結婚後も家族のために、『マジメ』に夫&父親をやり、浮気もせず、一度もフーゾクにも行かなかった。でも、そんな女性とは五四歳の時に自ら別れを告げた。忘れもしない、あれは二〇一三年九月十七日のこと。息子(当時十五歳)の誕生日の翌日。妻と息子には内緒で、一人家を出て行った。そして、ほぼ一年後の五五歳の時に正式に離婚した。
親に言われるまま、いわゆる『優等生』みたいな人生を歩んできた私であったが、この離婚を機に、『正しい方向に間違った人生』を歩んできた自分に気づき始めた。
学校の成績も良かったかもしれない、大学の体育会でもいい成績を挙げたかもしれない(関東国公立選手権で優勝した)、会社の給料も良かったかもしれない、難関国家資格も取得したかもしれない、綺麗な女性と結婚できたかもしれない。
でも今までは、ただ人に言われるがまま、期待されるがままの人生を生きてきただけではないか? 自分にとって一番大切なものは何なのか? 『マジメ』に生きることか、人に褒められたり羨ましがられたりすることか、家族(妻・子供)のために一生懸命働くことか?
自問自答した結果、出した結論が『自由』であった。私の人生にとって最も大切なもの、そしてこれまで悶々としながらも、実は求めていたものは『自由』であったのだ。でも、『自由』を得たところで、具体的に日々何をすればいいのか?
それは、自分が密かに憧れていた、そしてやってはいけないことと無理やり押し殺していた、『青春すること』だった。前述したように、ナンパをし、ギターやドラムを鳴らし、バイクでかっ飛ばすことである。
私は決心したのである。

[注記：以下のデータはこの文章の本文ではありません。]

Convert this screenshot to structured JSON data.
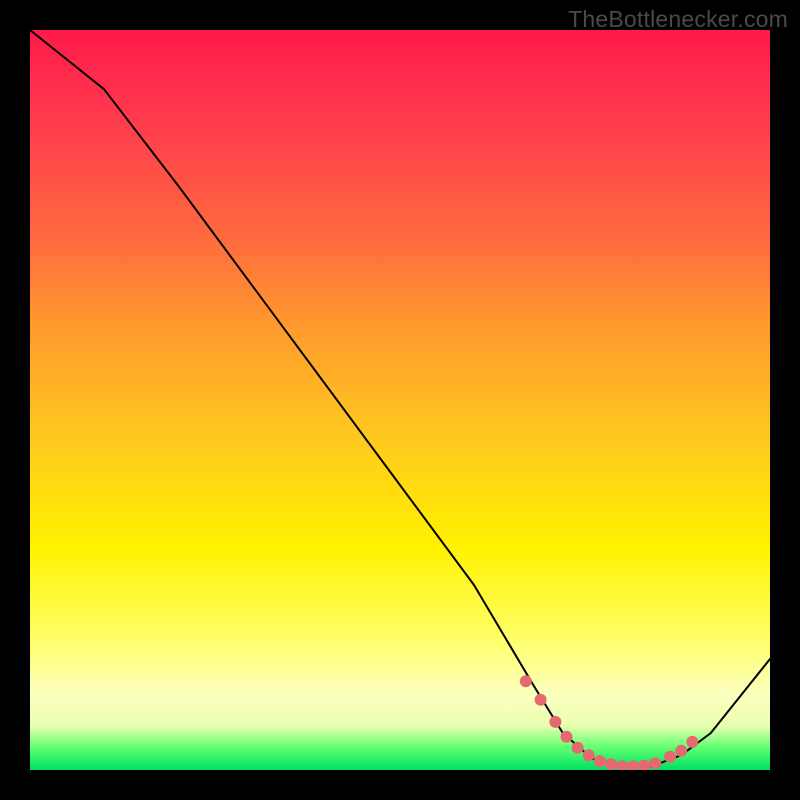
{
  "attribution": "TheBottlenecker.com",
  "chart_data": {
    "type": "line",
    "title": "",
    "xlabel": "",
    "ylabel": "",
    "xlim": [
      0,
      100
    ],
    "ylim": [
      0,
      100
    ],
    "series": [
      {
        "name": "curve",
        "x": [
          0,
          10,
          20,
          30,
          40,
          50,
          60,
          68,
          72,
          76,
          80,
          84,
          88,
          92,
          100
        ],
        "y": [
          100,
          92,
          79,
          65.5,
          52,
          38.5,
          25,
          11.5,
          5,
          1.5,
          0.5,
          0.5,
          2,
          5,
          15
        ]
      }
    ],
    "highlight_points": {
      "x": [
        67,
        69,
        71,
        72.5,
        74,
        75.5,
        77,
        78.5,
        80,
        81.5,
        83,
        84.5,
        86.5,
        88,
        89.5
      ],
      "y": [
        12,
        9.5,
        6.5,
        4.5,
        3,
        2,
        1.2,
        0.8,
        0.5,
        0.5,
        0.6,
        0.9,
        1.8,
        2.6,
        3.8
      ]
    }
  }
}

罪悪感を取り払って、五五歳にして『青春する』ことを。四十年の歳月を経れば、その形は変わらざるを得ないが、この歳で体と気持ちが元気で、あまりお金の心配がなければ、十分可能である。
実行するにあたって、どこから手を付けるかの問題が生じるが、マイク・マクマナスの書いた『SOURCE(ソース)』にも書いてあったのだが、私は全て同時に始めることにした。